One voter reported having trouble pushing her ballot into the slot in the voting machine, but she had not pushed the card in far enough and a poll worker helped her, Wightman said.
"Other than that things went pretty smooth," she said.
Two Washington X voters said they checked for hanging chads on their ballots before turning them in and found none.
"I personally checked mine and it punched the number I wanted," said Heather Baarlaer of Washington Twp.
Rates that high show something must have gone wrong, said Larry J. Sabato, a political scientist from the University of Virginia.
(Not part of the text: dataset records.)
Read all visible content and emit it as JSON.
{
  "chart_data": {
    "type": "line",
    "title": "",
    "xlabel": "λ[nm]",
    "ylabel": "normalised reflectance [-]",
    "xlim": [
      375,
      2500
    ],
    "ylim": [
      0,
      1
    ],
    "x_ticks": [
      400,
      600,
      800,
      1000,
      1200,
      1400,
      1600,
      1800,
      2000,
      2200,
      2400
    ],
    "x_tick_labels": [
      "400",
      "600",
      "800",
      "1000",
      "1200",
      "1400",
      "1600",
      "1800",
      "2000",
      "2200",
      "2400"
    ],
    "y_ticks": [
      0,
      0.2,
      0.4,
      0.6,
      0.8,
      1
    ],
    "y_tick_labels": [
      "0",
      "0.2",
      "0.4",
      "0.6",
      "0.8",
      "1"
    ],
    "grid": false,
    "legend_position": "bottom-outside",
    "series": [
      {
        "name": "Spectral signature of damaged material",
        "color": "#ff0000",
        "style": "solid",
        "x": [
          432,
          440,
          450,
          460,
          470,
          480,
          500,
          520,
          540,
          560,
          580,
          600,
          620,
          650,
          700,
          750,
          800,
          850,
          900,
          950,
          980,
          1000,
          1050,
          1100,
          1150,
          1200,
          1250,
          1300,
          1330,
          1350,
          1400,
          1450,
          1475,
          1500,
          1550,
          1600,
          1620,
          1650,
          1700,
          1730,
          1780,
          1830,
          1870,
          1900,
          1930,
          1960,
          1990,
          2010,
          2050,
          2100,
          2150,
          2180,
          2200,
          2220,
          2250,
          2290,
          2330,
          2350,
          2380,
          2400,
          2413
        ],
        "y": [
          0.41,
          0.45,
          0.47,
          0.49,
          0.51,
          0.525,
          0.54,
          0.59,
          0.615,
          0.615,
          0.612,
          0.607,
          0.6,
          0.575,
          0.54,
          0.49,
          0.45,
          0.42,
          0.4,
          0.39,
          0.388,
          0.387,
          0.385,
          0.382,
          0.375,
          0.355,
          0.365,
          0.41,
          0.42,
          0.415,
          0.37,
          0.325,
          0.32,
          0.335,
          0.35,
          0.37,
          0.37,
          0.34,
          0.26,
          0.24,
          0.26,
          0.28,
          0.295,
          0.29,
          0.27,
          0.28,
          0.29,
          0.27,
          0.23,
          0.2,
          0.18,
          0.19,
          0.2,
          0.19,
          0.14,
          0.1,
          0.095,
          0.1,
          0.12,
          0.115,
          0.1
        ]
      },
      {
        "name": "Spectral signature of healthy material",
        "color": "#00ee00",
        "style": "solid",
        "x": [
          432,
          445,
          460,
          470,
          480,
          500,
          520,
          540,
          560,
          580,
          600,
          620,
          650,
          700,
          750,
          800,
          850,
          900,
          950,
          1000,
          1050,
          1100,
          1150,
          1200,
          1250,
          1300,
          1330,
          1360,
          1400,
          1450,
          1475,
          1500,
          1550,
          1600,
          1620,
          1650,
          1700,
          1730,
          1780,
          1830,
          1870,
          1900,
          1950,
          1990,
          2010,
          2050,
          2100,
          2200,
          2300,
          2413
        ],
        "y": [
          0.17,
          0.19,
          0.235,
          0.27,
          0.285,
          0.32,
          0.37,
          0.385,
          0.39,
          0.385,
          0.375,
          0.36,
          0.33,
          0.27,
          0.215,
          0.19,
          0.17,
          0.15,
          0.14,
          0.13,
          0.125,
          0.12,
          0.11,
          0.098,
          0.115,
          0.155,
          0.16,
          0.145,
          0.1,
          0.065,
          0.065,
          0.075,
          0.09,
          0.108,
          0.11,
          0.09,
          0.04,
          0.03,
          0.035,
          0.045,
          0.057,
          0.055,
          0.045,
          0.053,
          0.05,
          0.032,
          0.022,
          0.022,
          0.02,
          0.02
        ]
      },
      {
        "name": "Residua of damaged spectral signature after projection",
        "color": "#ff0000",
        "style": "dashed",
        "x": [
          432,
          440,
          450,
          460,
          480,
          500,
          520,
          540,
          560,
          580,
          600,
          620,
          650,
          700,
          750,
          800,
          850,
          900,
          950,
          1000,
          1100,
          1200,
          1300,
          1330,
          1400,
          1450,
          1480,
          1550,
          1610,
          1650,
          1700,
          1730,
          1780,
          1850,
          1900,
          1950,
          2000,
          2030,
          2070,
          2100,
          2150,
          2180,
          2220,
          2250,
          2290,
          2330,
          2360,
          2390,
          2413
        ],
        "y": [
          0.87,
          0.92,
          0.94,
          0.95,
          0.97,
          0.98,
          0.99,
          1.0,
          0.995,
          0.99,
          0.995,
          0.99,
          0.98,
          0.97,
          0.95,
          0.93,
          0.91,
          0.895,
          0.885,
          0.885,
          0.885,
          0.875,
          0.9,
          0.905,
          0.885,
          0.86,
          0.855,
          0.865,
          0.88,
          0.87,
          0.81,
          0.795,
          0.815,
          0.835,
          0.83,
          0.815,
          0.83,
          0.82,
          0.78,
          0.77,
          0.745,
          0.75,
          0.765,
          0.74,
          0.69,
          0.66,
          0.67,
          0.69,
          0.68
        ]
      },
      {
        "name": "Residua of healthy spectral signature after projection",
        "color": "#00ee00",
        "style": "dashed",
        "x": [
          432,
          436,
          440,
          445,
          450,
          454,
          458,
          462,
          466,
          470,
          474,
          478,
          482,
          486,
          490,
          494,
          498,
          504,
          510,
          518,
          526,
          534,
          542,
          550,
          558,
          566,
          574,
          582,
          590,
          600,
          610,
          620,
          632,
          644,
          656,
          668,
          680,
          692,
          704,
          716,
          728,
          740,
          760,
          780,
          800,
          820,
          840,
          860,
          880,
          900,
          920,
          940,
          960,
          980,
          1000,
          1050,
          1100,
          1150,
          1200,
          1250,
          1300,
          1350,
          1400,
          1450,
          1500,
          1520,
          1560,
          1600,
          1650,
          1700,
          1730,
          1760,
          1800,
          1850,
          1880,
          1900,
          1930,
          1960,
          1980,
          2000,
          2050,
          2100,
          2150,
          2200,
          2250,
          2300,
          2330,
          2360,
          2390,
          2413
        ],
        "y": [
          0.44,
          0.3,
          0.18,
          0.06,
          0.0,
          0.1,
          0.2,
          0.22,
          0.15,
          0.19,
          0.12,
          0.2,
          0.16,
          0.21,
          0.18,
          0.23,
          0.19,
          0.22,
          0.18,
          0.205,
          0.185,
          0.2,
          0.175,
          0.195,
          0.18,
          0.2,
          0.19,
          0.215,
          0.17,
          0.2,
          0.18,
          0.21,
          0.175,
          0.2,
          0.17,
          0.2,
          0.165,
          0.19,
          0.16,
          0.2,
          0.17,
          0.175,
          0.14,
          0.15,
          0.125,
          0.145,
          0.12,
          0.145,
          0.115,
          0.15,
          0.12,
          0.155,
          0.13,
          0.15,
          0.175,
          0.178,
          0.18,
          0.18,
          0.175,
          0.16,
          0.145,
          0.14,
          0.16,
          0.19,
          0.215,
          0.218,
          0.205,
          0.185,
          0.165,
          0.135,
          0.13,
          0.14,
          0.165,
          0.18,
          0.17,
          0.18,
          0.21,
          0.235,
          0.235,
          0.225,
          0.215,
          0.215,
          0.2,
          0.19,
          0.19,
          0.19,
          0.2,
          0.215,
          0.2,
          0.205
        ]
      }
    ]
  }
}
Undercounts during presidential elections are typically between 1 percent and 2 percent, he said.
"It is very difficult to believe that a quarter of the people would not vote for president, especially in a year like this," Sabato said. "If I were the election officers in those areas I would be doing some very extensive checks of those machines."
Moraine had the highest presidential undercount of all the county's jurisdictions: 5.6 percent of the 2,557 votes cast in the city's seven precincts had no valid presidential vote. It was followed by Germantown with 3.6 percent undercount, Trotwood with 3.1 percent and Dayton with 2.8 percent. Both Moraine and Germantown supported Bush, with margins of 2 percent and 34 percent respectively, while Trotwood and Dayton went heavily for Kerry by margins of 60 percent and 45 percent.
Back to Keith: "What happened in the voting precincts in Moraine, Ohio? 2,557 votes were cast at seven sites there. The President won the city by 2%. The number of ballots without a valid presidential vote was 5.6%.
"What do the state undercounts in Ohio look like? Did they reduce Bush’s margin of victory? Did they eliminate votes for Kerry? What the hell happened?
The least likely explanations are that these people couldn’t make up their minds, or screwed up only the presidential part of their ballots."
And:
"As the Ohio recount nears, the number of hotspots continues to multiply. You are aware of the remarkable late night voting lines throughout the state, and the mysterious Glitch of Youngstown which initially registered negative 25,000,000 votes. There is the Gahanna machine which gave one presidential candidate 4,000 extra votes in a community of 600. And the farcical “walling off” of the vote counting in Warren County, because the county head of security was told face-to-face of an FBI terrorism warning there - except the FBI says it didn’t issue any terrorism warnings there.
The Associated Press today carries a report of 2,600 ballots in nine precincts around Sandusky, Ohio that were counted twice— as that paper puts it— “likely because of worker error.” The Clyde precinct showed a voter turnout of 131%, to the dismay of the head of the elections board, Barb Tuckerman. Ms. Tuckerman, in one of the great quotes of the election, told the News-Messenger of Fremont, Ohio: “I knew there was something amiss.”